Il est horriblement tôt et déjà, je dois me taper un rendez-vous pour mon suivi social. Heureusement que c’est avec la jolie Aurélie parce que sinon, devoir se lever avant dix heures juste pour faire des démarches, ça m’énerverait encore plus. Si au moins, c’était pour me faire un peu de fric ou pour baiser que je me levais, ça me motiverait, mais là, c’est juste pour un “entretien” comme ils disent. Franchement, s’ils pensent qu’ils vont réussir à nous éduquer là où nos parents et la prison ont échoué, ils se trompent magistralement. Mais bon, j’ai encore besoin de ma place et si je rate un rendez-vous, je risque de la perdre en un instant. Donc, c’est les cheveux un peu hirsutes et la barbe pas du tout taillée que je descends et frappe au bureau, un peu comme si je me préparais à aller devant un juge.

— Bonjour, ai-je la politesse d’énoncer en entrant. C’était obligé de se voir si tôt ?

— Bonjour. Est-ce que vous auriez vu Sacha, par hasard ? se moque l’éducatrice en me faisant signe de m’asseoir. Tu as une sale tête, si je peux me permettre.

— Tu as vu l’heure qu’il est ? C’est quoi, ça ? On se croirait en prison, ici.

— Non, c’est le monde du travail, tu sais ? Tu crois quoi, que je ne me suis pas levée il y a presque deux heures pour être ici, maintenant ? Arrête de broncher un peu et affiche-moi un beau sourire.

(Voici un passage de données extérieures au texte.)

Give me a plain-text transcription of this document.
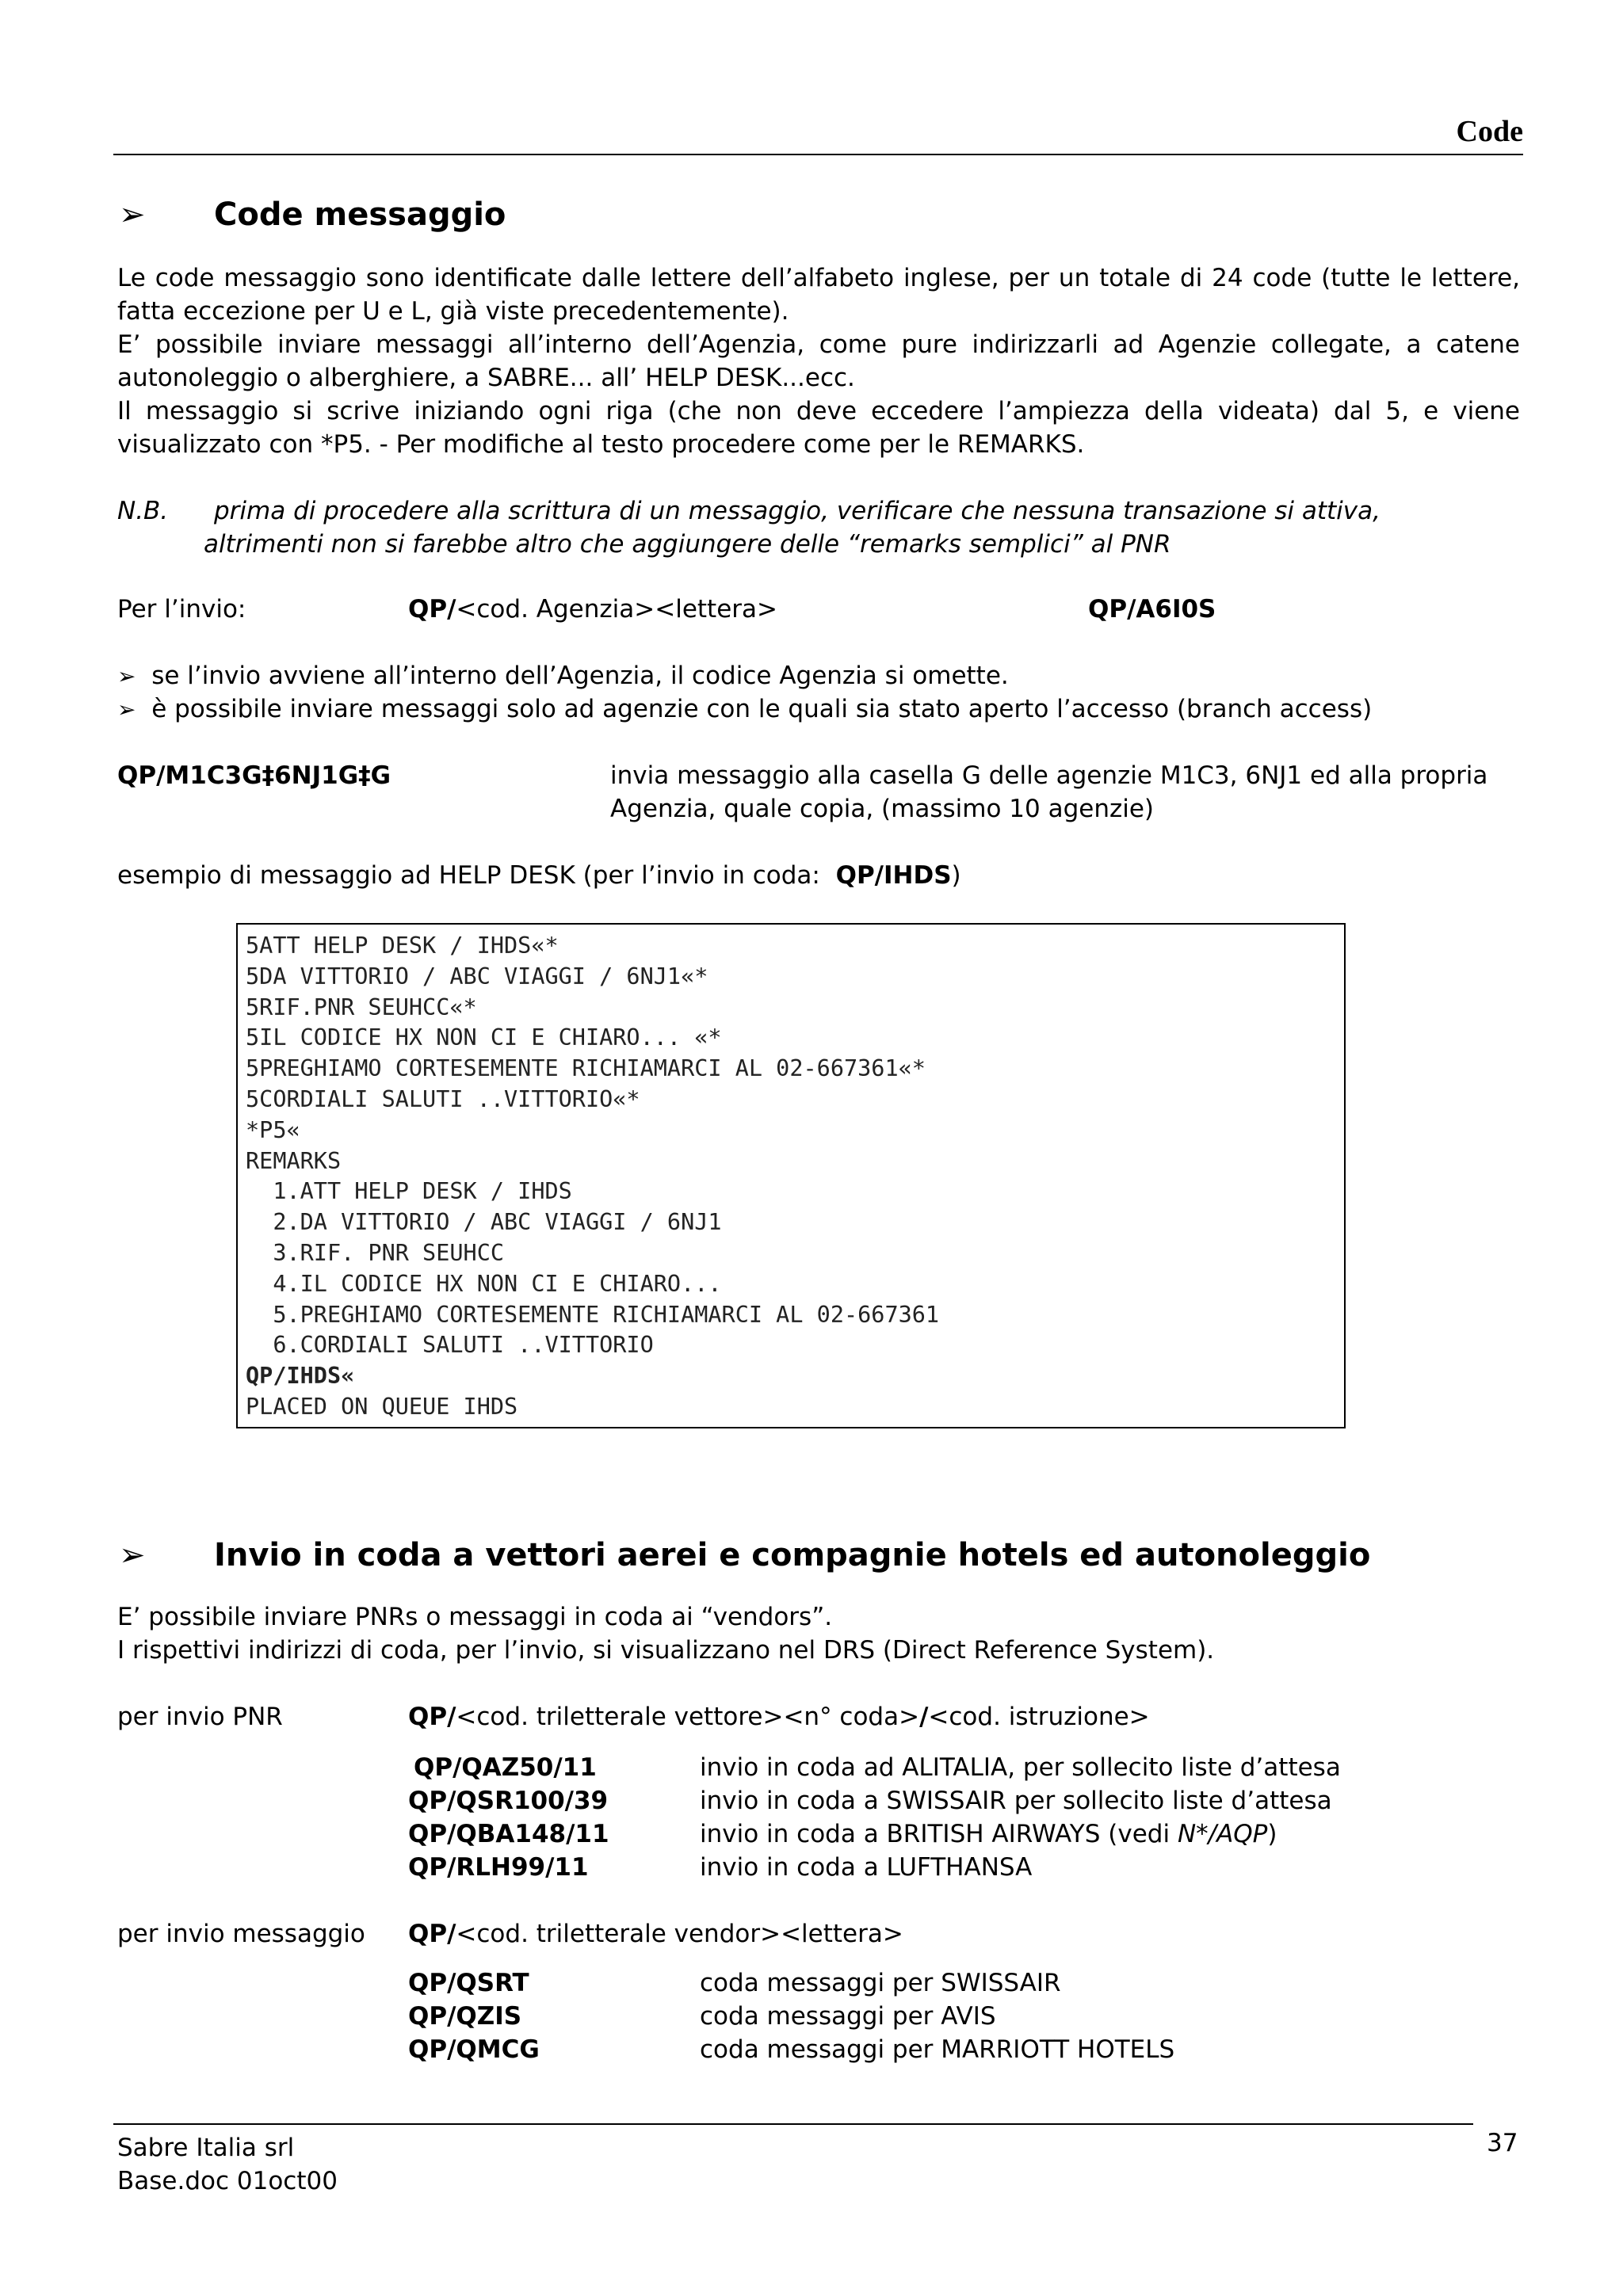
Code
➢ Code messaggio
Le code messaggio sono identificate dalle lettere dell’alfabeto inglese, per un totale di 24 code (tutte le lettere, fatta eccezione per U e L, già viste precedentemente).
E’ possibile inviare messaggi all’interno dell’Agenzia, come pure indirizzarli ad Agenzie collegate, a catene autonoleggio o alberghiere, a SABRE... all’ HELP DESK...ecc.
Il messaggio si scrive iniziando ogni riga (che non deve eccedere l’ampiezza della videata) dal 5, e viene visualizzato con *P5. - Per modifiche al testo procedere come per le REMARKS.
N.B. prima di procedere alla scrittura di un messaggio, verificare che nessuna transazione si attiva,
altrimenti non si farebbe altro che aggiungere delle “remarks semplici” al PNR
Per l’invio:	QP/<cod. Agenzia><lettera>	QP/A6I0S
➢ se l’invio avviene all’interno dell’Agenzia, il codice Agenzia si omette.
➢ è possibile inviare messaggi solo ad agenzie con le quali sia stato aperto l’accesso (branch access)
QP/M1C3G‡6NJ1G‡G	invia messaggio alla casella G delle agenzie M1C3, 6NJ1 ed alla propria
Agenzia, quale copia, (massimo 10 agenzie)
esempio di messaggio ad HELP DESK (per l’invio in coda: QP/IHDS)
5ATT HELP DESK / IHDS«*
5DA VITTORIO / ABC VIAGGI / 6NJ1«*
5RIF.PNR SEUHCC«*
5IL CODICE HX NON CI E CHIARO... «*
5PREGHIAMO CORTESEMENTE RICHIAMARCI AL 02-667361«*
5CORDIALI SALUTI ..VITTORIO«*
*P5«
REMARKS
1.ATT HELP DESK / IHDS
2.DA VITTORIO / ABC VIAGGI / 6NJ1
3.RIF. PNR SEUHCC
4.IL CODICE HX NON CI E CHIARO...
5.PREGHIAMO CORTESEMENTE RICHIAMARCI AL 02-667361
6.CORDIALI SALUTI ..VITTORIO
QP/IHDS«
PLACED ON QUEUE IHDS
➢ Invio in coda a vettori aerei e compagnie hotels ed autonoleggio
E’ possibile inviare PNRs o messaggi in coda ai “vendors”.
I rispettivi indirizzi di coda, per l’invio, si visualizzano nel DRS (Direct Reference System).
per invio PNR	QP/<cod. triletterale vettore><n° coda>/<cod. istruzione>
QP/QAZ50/11	invio in coda ad ALITALIA, per sollecito liste d’attesa
QP/QSR100/39	invio in coda a SWISSAIR per sollecito liste d’attesa
QP/QBA148/11	invio in coda a BRITISH AIRWAYS (vedi N*/AQP)
QP/RLH99/11	invio in coda a LUFTHANSA
per invio messaggio QP/<cod. triletterale vendor><lettera>
QP/QSRT	coda messaggi per SWISSAIR
QP/QZIS	coda messaggi per AVIS
QP/QMCG	coda messaggi per MARRIOTT HOTELS
Sabre Italia srl
Base.doc 01oct00
37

Je lève les yeux au ciel et m’assois avant de lui décocher un grand sourire figé en montrant les dents. Je sais qu’elle est juste en train de faire son boulot et que je devrais être plus sympa, mais là, franchement, j’ai qu’une envie, c’est de retourner au lit.

— Ça te va, comme ça ? Tu vois, je suis au max, là. Et pour le monde du travail, il ne veut pas de moi. Un ex-taulard, franchement, ça donne pas envie aux patrons de m’embaucher.

— Disons que ça passe. La prochaine fois, tu me ramèneras un café avec le sourire ? se moque-t-elle sans gêne. Tu as déjà entendu parler de contrat aidé ?

— Pour le café, si je te le ramène, j’aurais droit à un baiser ? demandé-je, goguenard. Et c’est quoi, ça, un contrat aidé ? Je la sens pas, ton histoire, je n’ai pas envie d’être un assisté, moi.

— Désolée, les baisers n’entrent pas dans le contrat. Surtout que tu ressembles à un ours à cette heure. Donc, avec ce genre de contrats, l’embauche est plus facile parce que les employeurs touchent des aides de l'État, tu vois ?

— Un ours ? Je vais retourner hiberner, ça sera mieux pour moi que d’aller m’humilier devant un patron pour qu’il puisse toucher du fric du gouvernement. Tous des vendus de toute façon. C’est quoi comme type de boulot ? Ça paie bien ?

— Ne dis pas non tout de suite, Sacha, c’est l’occasion de remplir ton CV et de reprendre un bon rythme de travail. J’aimerais vraiment que tu y réfléchisses. On a quelques adresses, des patrons à qui on envoie parfois des jeunes. Et figure-toi que ces “vendus” sont simplement des gens qui n’ont pas les moyens d’embaucher, généralement.

— Tu ne m’as pas répondu. C’est quoi comme boulot et est-ce que ça paie bien ?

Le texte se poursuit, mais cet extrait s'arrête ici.